The advances were all the more impressive because they didn’t require advanced hardware. “All this on a laptop,” he added.
“The trend is that most resources [in homomorphic encryption] are heading toward hardware improvements and accelerations, which is, of course, beneficial for Ravel.”
Noise, he says, remains one of the biggest challenges, but “we are dealing with it very efficiently,” says Sabeg, using a patent-pending process.
“At the moment, none of the people working on FHE are working on the same verticals,” he adds. “Our commercial approach is as unique as our technology.” In a press release, the company even gave its flavor of FHE a new name. It’s RHE—Ravel homomorphic encryption.
ANOTHER ARMS RACE
Indeed, while science tends to thrive on open, collaborative research, much ambitious cryptographic science has long looked more like an arms race. Literally: cryptography, including homomorphic encryption, has long benefited from the big budgets of defense entities like DARPA and IARPA, or the black budgets of more secretive three-letter agencies. But growing numbers of academic researchers, tech companies, and investors are joining the race.

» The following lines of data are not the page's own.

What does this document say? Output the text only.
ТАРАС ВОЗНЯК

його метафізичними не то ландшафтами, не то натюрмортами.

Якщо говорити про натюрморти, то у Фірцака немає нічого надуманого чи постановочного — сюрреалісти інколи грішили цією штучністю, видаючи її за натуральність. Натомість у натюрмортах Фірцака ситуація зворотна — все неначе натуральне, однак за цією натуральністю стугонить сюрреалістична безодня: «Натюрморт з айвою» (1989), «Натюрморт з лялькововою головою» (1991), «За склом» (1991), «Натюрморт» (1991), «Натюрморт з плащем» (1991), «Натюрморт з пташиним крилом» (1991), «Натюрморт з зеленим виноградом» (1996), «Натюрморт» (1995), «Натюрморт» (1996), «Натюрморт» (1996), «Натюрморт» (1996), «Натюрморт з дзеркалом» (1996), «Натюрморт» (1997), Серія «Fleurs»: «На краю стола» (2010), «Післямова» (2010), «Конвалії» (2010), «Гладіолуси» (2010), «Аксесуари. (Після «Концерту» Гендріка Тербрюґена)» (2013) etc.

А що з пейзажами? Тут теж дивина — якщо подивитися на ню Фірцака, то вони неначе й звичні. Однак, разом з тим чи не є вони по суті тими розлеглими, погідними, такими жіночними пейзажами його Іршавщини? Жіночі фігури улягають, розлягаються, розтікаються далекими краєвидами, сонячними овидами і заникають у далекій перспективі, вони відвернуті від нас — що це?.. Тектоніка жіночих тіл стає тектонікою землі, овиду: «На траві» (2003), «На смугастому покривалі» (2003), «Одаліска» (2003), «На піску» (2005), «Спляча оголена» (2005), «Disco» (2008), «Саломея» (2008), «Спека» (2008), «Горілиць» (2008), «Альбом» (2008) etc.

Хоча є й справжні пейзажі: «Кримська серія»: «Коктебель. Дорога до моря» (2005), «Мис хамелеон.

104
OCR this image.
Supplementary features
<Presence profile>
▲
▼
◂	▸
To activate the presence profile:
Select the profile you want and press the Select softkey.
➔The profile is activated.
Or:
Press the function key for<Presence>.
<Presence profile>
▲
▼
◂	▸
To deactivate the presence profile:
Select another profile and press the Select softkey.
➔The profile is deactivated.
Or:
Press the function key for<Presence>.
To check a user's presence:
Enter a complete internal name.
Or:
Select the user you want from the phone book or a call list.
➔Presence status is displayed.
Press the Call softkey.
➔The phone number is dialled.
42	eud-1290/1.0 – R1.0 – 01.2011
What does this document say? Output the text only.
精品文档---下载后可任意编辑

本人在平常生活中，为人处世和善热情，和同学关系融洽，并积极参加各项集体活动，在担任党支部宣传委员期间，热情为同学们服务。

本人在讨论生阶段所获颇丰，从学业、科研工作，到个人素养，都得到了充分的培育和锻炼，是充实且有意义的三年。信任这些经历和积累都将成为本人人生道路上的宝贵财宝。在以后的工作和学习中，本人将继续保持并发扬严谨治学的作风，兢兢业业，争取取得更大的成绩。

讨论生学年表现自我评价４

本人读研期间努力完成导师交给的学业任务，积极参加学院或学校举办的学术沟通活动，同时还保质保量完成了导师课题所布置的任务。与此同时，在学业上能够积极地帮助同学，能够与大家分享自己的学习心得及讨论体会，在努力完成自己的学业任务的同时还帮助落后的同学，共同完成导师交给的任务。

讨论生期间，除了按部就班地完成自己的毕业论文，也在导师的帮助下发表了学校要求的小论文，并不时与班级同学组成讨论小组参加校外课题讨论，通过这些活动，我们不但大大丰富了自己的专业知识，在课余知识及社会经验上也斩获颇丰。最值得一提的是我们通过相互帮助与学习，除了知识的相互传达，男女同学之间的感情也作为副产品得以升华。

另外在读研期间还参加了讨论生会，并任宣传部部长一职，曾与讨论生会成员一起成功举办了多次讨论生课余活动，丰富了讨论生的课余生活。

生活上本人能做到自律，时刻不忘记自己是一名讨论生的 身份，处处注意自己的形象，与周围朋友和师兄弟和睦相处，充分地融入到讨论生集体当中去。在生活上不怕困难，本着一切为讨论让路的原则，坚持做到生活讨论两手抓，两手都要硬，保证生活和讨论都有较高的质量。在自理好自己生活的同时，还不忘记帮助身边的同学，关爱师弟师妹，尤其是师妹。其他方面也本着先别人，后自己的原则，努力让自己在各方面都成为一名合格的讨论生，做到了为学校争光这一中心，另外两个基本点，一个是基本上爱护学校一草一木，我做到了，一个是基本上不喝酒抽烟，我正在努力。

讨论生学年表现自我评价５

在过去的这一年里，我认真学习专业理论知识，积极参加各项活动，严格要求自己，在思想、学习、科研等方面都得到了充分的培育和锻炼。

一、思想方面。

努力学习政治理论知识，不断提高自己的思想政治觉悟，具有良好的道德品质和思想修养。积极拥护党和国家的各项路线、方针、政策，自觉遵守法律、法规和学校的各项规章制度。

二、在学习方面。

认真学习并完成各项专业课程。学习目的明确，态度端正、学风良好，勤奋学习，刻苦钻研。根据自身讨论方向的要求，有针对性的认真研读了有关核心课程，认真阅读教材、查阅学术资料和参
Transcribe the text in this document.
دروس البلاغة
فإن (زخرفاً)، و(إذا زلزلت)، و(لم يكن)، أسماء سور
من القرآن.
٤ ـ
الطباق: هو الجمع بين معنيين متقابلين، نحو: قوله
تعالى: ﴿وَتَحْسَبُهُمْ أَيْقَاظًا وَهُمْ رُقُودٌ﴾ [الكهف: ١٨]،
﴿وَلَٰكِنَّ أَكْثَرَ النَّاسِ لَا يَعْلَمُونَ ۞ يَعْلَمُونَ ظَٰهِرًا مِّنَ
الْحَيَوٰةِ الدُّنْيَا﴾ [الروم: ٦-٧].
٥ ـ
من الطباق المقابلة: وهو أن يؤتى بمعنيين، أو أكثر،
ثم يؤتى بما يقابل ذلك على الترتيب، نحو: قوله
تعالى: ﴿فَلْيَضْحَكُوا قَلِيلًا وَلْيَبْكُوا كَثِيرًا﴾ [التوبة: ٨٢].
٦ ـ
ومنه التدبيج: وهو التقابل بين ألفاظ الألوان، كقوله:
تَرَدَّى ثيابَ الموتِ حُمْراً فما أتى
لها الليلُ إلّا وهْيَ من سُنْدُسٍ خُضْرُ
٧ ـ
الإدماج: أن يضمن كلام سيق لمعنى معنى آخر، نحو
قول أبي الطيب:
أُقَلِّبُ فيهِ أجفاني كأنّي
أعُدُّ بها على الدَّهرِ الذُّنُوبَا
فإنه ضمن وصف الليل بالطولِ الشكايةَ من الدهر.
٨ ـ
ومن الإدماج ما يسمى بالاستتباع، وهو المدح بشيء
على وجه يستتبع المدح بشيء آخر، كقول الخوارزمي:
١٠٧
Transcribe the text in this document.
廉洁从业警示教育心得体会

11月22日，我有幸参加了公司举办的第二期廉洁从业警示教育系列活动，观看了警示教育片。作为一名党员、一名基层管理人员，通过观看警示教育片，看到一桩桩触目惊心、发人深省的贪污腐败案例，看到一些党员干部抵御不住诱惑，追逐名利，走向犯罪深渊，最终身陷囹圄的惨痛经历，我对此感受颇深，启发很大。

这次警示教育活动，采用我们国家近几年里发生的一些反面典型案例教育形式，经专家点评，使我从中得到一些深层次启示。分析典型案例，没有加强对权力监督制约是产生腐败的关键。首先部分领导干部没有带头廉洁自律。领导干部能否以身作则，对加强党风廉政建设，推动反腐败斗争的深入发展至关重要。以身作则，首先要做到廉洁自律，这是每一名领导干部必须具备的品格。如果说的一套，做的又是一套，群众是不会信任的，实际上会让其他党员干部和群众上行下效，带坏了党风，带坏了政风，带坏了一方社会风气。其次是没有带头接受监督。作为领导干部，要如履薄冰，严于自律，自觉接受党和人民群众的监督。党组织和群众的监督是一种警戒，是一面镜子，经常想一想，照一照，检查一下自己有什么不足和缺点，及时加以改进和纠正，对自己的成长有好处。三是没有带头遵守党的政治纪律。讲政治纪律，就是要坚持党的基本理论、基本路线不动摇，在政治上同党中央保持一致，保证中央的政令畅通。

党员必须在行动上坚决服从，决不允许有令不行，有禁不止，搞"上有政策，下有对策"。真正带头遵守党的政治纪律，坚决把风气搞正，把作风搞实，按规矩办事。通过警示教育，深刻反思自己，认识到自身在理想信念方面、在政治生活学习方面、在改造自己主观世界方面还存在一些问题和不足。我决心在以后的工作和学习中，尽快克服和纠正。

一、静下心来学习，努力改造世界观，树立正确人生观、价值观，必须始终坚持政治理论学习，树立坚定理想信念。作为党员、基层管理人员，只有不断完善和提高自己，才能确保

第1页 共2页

IBM has been working on FHE since 2009, when Genry discovered his bootstrapping step during a summer internship there. (He is now chief technology officer at an AI startup called TripleBlind.) Apple and Google and Huawei have been investing in FHE as part of their privacy initiatives. Kristin Lauter, a pioneer in the area of the related field of elliptic curve cryptography, spent two decades at Microsoft Research, where she helped build SEAL, a free and open-source software library that implements various forms of homomorphic encryption. Last year, prior to a hiring freeze, Meta hired a number of specialists in FHE, including Lauter, who is now head of Meta’s Seattle-based AI research division.
Ravel also faces competition from a handful of startups, including Enveil, which has raised $40 million from VCs including the CIA’s investment arm, Paris-based Zama, and Duality, which has attracted $50 million from investors including Microsoft, Wal-Mart, Airbus, and AT&T. Fewer than 1 percent of companies fund FHE projects now, according to Gartner, but by 2025 the research firm predicts that number will be at least 20%.
Despite its promises for personal data, FHE wouldn’t be able to prevent other violations of our privacy, our right to be let alone. The technology could let a social media app access your data without endangering the data itself, but that wouldn’t prevent the company from continuing to find new ways to hijack your attention, nudge your emotions, and track you everywhere. It’s plausible that under the banner of better encryption—but without smarter rules for an under-policed data industry—technologies like homomorphic encryption could make these kinds of violations of our freedom even worse. A paper coauthored by Meta’s Lauter and published this month in Nature describes a way to apply FHE in neural networks in order to bring ostensible privacy to another emerging technology: the automated detection systems used to track people in surveillance video.
As Ravel continues to refine its system, Sabeg says it is also making progress on enabling neural networks to train on encrypted data.
The other big challenge now is selling its system to advertisers, tech companies, banks, and anyone else interested in enhancing user privacy. Apart from BNP Paribas, Sabeg declined to name other potential customers Ravel is talking to. “We are engaged in active discussions,” he says. “We already have the capabilities to have the average person benefit from the power of FHE.”